17,65s - thats close to "horrible", thats 55 times slower then the native_osx solution. Did i get something wrong? Why would somebody consider this? Used https://goo.gl/FlXeUT and 17.05.0-ce-rc1-mac8

can someone also see the same results?

masterful commented 7 years ago

Probably didn't get anything wrong - my hunch is that the performance is still not the best for that use case (delegated will likely be more ideal), just better than what it was before - possibly at a point where it's usable for some folks (a slow initial start up and then decent speeds for small groups of file changes). I can respond with more info if my coworker gets around to running the test.

EugenMayer commented 7 years ago

@masterful i updated the performance tests just right now https://github.com/EugenMayer/docker-sync/wiki/Performance-Tests-2017 and seeing that, the new :cached mode will not change anything.
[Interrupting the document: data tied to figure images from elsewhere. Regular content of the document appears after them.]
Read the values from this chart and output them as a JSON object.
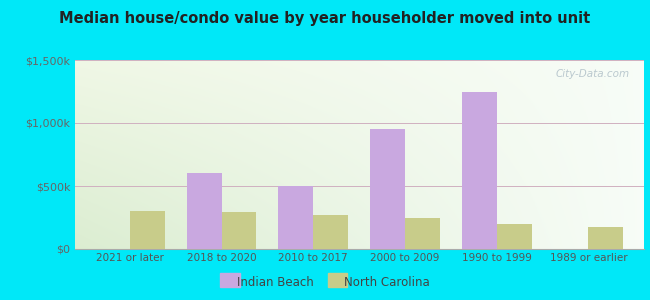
{
  "title": "Median house/condo value by year householder moved into unit",
  "categories": [
    "2021 or later",
    "2018 to 2020",
    "2010 to 2017",
    "2000 to 2009",
    "1990 to 1999",
    "1989 or earlier"
  ],
  "indian_beach": [
    0,
    600000,
    500000,
    950000,
    1250000,
    0
  ],
  "north_carolina": [
    300000,
    290000,
    270000,
    245000,
    195000,
    175000
  ],
  "indian_beach_color": "#c9a8e0",
  "north_carolina_color": "#c8cc8a",
  "ylim": [
    0,
    1500000
  ],
  "yticks": [
    0,
    500000,
    1000000,
    1500000
  ],
  "ytick_labels": [
    "$0",
    "$500k",
    "$1,000k",
    "$1,500k"
  ],
  "bar_width": 0.38,
  "background_outer": "#00e8f8",
  "legend_indian_beach": "Indian Beach",
  "legend_north_carolina": "North Carolina",
  "watermark": "City-Data.com"
}
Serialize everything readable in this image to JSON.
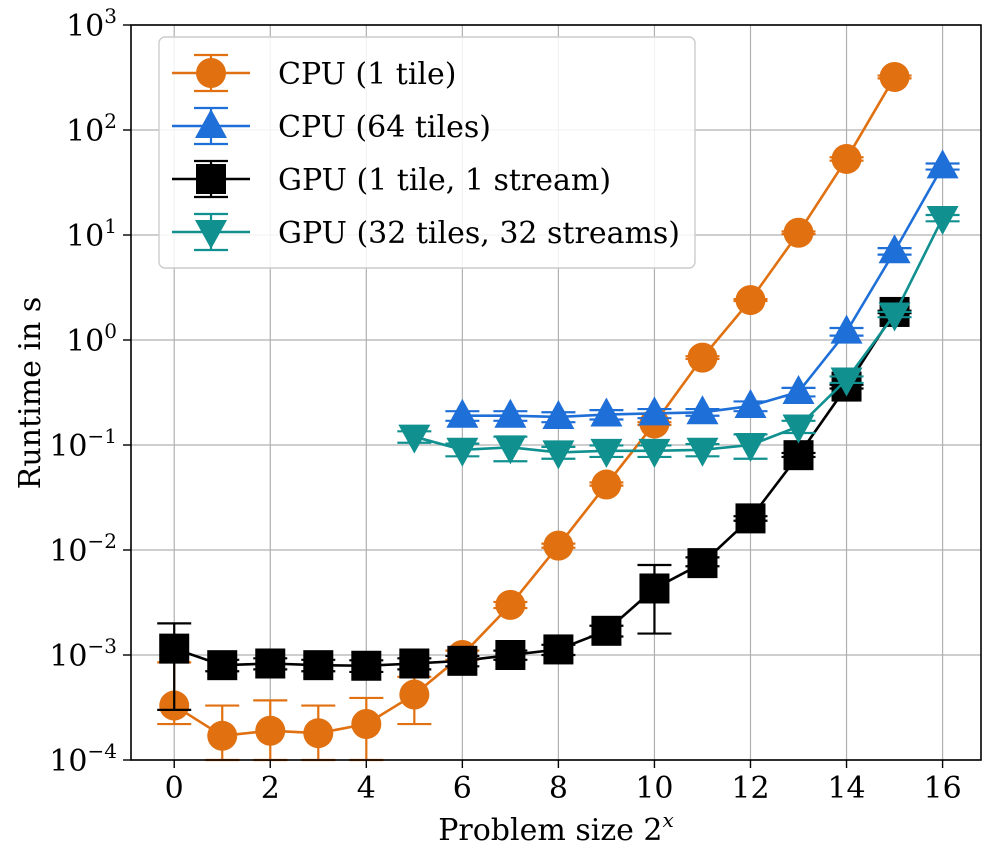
{
  "chart_data": {
    "type": "line",
    "title": "",
    "xlabel": "Problem size 2",
    "xlabel_sup": "x",
    "ylabel": "Runtime in s",
    "yscale": "log",
    "xlim": [
      -0.9,
      16.8
    ],
    "ylim": [
      0.0001,
      1000
    ],
    "grid": true,
    "legend_position": "top-left",
    "x_ticks": [
      0,
      2,
      4,
      6,
      8,
      10,
      12,
      14,
      16
    ],
    "x_tick_labels": [
      "0",
      "2",
      "4",
      "6",
      "8",
      "10",
      "12",
      "14",
      "16"
    ],
    "y_ticks": [
      0.0001,
      0.001,
      0.01,
      0.1,
      1,
      10,
      100,
      1000
    ],
    "y_tick_labels": [
      {
        "base": "10",
        "exp": "−4"
      },
      {
        "base": "10",
        "exp": "−3"
      },
      {
        "base": "10",
        "exp": "−2"
      },
      {
        "base": "10",
        "exp": "−1"
      },
      {
        "base": "10",
        "exp": "0"
      },
      {
        "base": "10",
        "exp": "1"
      },
      {
        "base": "10",
        "exp": "2"
      },
      {
        "base": "10",
        "exp": "3"
      }
    ],
    "series": [
      {
        "name": "CPU (1 tile)",
        "color": "#e07010",
        "marker": "circle",
        "x": [
          0,
          1,
          2,
          3,
          4,
          5,
          6,
          7,
          8,
          9,
          10,
          11,
          12,
          13,
          14,
          15
        ],
        "y": [
          0.00033,
          0.00017,
          0.00019,
          0.00018,
          0.00022,
          0.00042,
          0.001,
          0.003,
          0.011,
          0.042,
          0.16,
          0.68,
          2.4,
          10.5,
          53,
          320
        ],
        "err_low": [
          0.00022,
          0.0001,
          0.0001,
          0.0001,
          0.0001,
          0.00022,
          0.0009,
          0.0028,
          0.0105,
          0.041,
          0.155,
          0.66,
          2.35,
          10.2,
          51,
          310
        ],
        "err_high": [
          0.00085,
          0.00033,
          0.00037,
          0.00033,
          0.00039,
          0.00062,
          0.0011,
          0.0032,
          0.0115,
          0.044,
          0.165,
          0.7,
          2.45,
          10.8,
          55,
          330
        ]
      },
      {
        "name": "CPU (64 tiles)",
        "color": "#1f6fd8",
        "marker": "triangle-up",
        "x": [
          6,
          7,
          8,
          9,
          10,
          11,
          12,
          13,
          14,
          15,
          16
        ],
        "y": [
          0.19,
          0.19,
          0.185,
          0.195,
          0.2,
          0.205,
          0.235,
          0.32,
          1.2,
          7.0,
          45
        ],
        "err_low": [
          0.17,
          0.17,
          0.165,
          0.175,
          0.18,
          0.19,
          0.21,
          0.29,
          1.1,
          6.5,
          42
        ],
        "err_high": [
          0.21,
          0.21,
          0.205,
          0.215,
          0.22,
          0.22,
          0.26,
          0.35,
          1.3,
          7.5,
          48
        ]
      },
      {
        "name": "GPU (1 tile, 1 stream)",
        "color": "#000000",
        "marker": "square",
        "x": [
          0,
          1,
          2,
          3,
          4,
          5,
          6,
          7,
          8,
          9,
          10,
          11,
          12,
          13,
          14,
          15
        ],
        "y": [
          0.00115,
          0.0008,
          0.00083,
          0.0008,
          0.00079,
          0.00083,
          0.00088,
          0.001,
          0.00113,
          0.0017,
          0.0043,
          0.0075,
          0.02,
          0.08,
          0.36,
          1.85
        ],
        "err_low": [
          0.0003,
          0.0007,
          0.00073,
          0.0007,
          0.00069,
          0.00073,
          0.00078,
          0.0009,
          0.001,
          0.0015,
          0.0016,
          0.007,
          0.019,
          0.077,
          0.345,
          1.8
        ],
        "err_high": [
          0.002,
          0.0009,
          0.00093,
          0.0009,
          0.00089,
          0.00093,
          0.00098,
          0.0011,
          0.00125,
          0.0019,
          0.0072,
          0.0085,
          0.021,
          0.084,
          0.375,
          1.9
        ]
      },
      {
        "name": "GPU (32 tiles, 32 streams)",
        "color": "#119090",
        "marker": "triangle-down",
        "x": [
          5,
          6,
          7,
          8,
          9,
          10,
          11,
          12,
          13,
          14,
          15,
          16
        ],
        "y": [
          0.12,
          0.09,
          0.095,
          0.085,
          0.088,
          0.088,
          0.09,
          0.1,
          0.15,
          0.42,
          1.75,
          14.5
        ],
        "err_low": [
          0.105,
          0.078,
          0.07,
          0.074,
          0.077,
          0.077,
          0.078,
          0.074,
          0.13,
          0.39,
          1.65,
          13.5
        ],
        "err_high": [
          0.135,
          0.103,
          0.12,
          0.096,
          0.099,
          0.099,
          0.102,
          0.126,
          0.17,
          0.45,
          1.85,
          15.5
        ]
      }
    ]
  }
}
A factor of about 50-60 times slower is not acceptable - its not even a lot faster we are talking about 1s faster then without cache.

Before you consider :edge .. rather look at fusion, its 12s compared to 17s... (still horrible, but better)

Using delegated sounds like a nice risk, since the container wins on collisions, and thats not what you want when you write code - from the host.

At least for now it sounds reasonable to still focus on docker-sync + native_osx. For you, to be able to use it cross-platform, use what @ignatiusreza has written, it makes docker-sync usable the same way under linux, as it would work under OSX - just removes anything like unison or whatever, it just directly mounts the host volume, as you would expect under linux ( since it has now impact )

EugenMayer commented 7 years ago

finished implementation